1 - Le dernier souffle du loup-garou

643 78 9
                                    

- 1877 -

     Depuis la mort de Lewis, il y avait eut beaucoup de non-dit entre les deux amants. Ralph était devenu bien silencieux, et Alec, qui l'avait toujours été, semblait s'être emmuré dans une bulle que seul le vampire arrivait à percer de temps en temps.

     Les trois premières années avaient été dures. Les deux suivantes, un peu moins. Et celles d'après, ils avaient fait leur deuil.

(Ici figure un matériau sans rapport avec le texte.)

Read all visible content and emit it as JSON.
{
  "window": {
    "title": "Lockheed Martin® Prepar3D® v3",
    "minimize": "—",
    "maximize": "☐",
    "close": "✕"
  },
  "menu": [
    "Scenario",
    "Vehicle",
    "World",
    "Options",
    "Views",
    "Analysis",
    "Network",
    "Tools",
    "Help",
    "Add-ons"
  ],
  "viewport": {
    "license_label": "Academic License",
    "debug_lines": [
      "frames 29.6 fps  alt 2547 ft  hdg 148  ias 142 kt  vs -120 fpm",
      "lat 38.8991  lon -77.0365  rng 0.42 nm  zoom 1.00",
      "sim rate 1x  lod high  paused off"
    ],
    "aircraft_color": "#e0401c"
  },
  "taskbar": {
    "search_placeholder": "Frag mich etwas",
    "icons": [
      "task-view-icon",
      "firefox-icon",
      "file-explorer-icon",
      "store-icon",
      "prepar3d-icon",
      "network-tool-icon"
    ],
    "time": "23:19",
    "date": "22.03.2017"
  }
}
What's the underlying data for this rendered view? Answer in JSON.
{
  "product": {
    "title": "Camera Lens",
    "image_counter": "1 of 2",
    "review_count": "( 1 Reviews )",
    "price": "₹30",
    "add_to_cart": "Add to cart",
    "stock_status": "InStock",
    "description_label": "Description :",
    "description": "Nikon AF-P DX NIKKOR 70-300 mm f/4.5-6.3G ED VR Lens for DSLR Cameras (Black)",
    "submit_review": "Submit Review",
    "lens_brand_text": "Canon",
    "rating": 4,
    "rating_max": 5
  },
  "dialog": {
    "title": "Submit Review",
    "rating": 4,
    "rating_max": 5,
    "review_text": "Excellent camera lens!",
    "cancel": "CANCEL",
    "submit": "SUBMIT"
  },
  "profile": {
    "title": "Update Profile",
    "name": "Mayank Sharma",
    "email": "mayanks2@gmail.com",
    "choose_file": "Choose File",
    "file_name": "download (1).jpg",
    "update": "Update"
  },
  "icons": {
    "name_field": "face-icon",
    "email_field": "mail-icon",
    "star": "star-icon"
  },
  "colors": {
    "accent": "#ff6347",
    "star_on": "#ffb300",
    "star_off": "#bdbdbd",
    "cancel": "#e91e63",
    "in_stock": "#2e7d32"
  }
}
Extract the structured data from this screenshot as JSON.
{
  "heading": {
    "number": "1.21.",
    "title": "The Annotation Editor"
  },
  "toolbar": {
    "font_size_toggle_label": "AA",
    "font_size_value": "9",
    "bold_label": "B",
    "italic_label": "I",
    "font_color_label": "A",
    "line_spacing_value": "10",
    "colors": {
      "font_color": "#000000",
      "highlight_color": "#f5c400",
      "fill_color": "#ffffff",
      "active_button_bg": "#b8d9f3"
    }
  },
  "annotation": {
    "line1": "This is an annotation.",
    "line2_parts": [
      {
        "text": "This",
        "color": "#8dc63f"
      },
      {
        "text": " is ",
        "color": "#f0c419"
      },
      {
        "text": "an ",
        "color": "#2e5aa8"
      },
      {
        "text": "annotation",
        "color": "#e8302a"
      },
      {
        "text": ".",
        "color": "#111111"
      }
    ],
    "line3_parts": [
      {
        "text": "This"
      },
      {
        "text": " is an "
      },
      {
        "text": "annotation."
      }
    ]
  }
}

     Durant la vie de Lewis, ils avaient tous les trois vécu à New London, cette fantastique cité aérienne, remplie d'humains, d'alchimistes, et depuis leur périple, d'une poignée de loup-garous et de vampires, triés sur le volet.

     Ensuite, les restrictions s'étaient faites moins strictes, et les créatures surnaturelles pouvaient aller et venir à leur guise dans la ville. Au final, toutes les villes aériennes avaient fini par lentement retourner sur la terre ferme au bout de quelques décennies. La menace des vampires et des loup-garous n'avaient plus lieu d'être, tout comme la nécessité des villes aériennes.

     Il y avait eu un temps d'adaptation, pour cette étape-là aussi. Une poignée d'années. Mais là encore, Ralph et Alec avaient d'autre préoccupation.

     Il y avait eu quelques attaques de vampires, quelques attaques de loup-garou, mais dans la globalité, il n'était plus question de chasse aux créatures, c'était plus de l'ordre de les trainer en justice et de les juger.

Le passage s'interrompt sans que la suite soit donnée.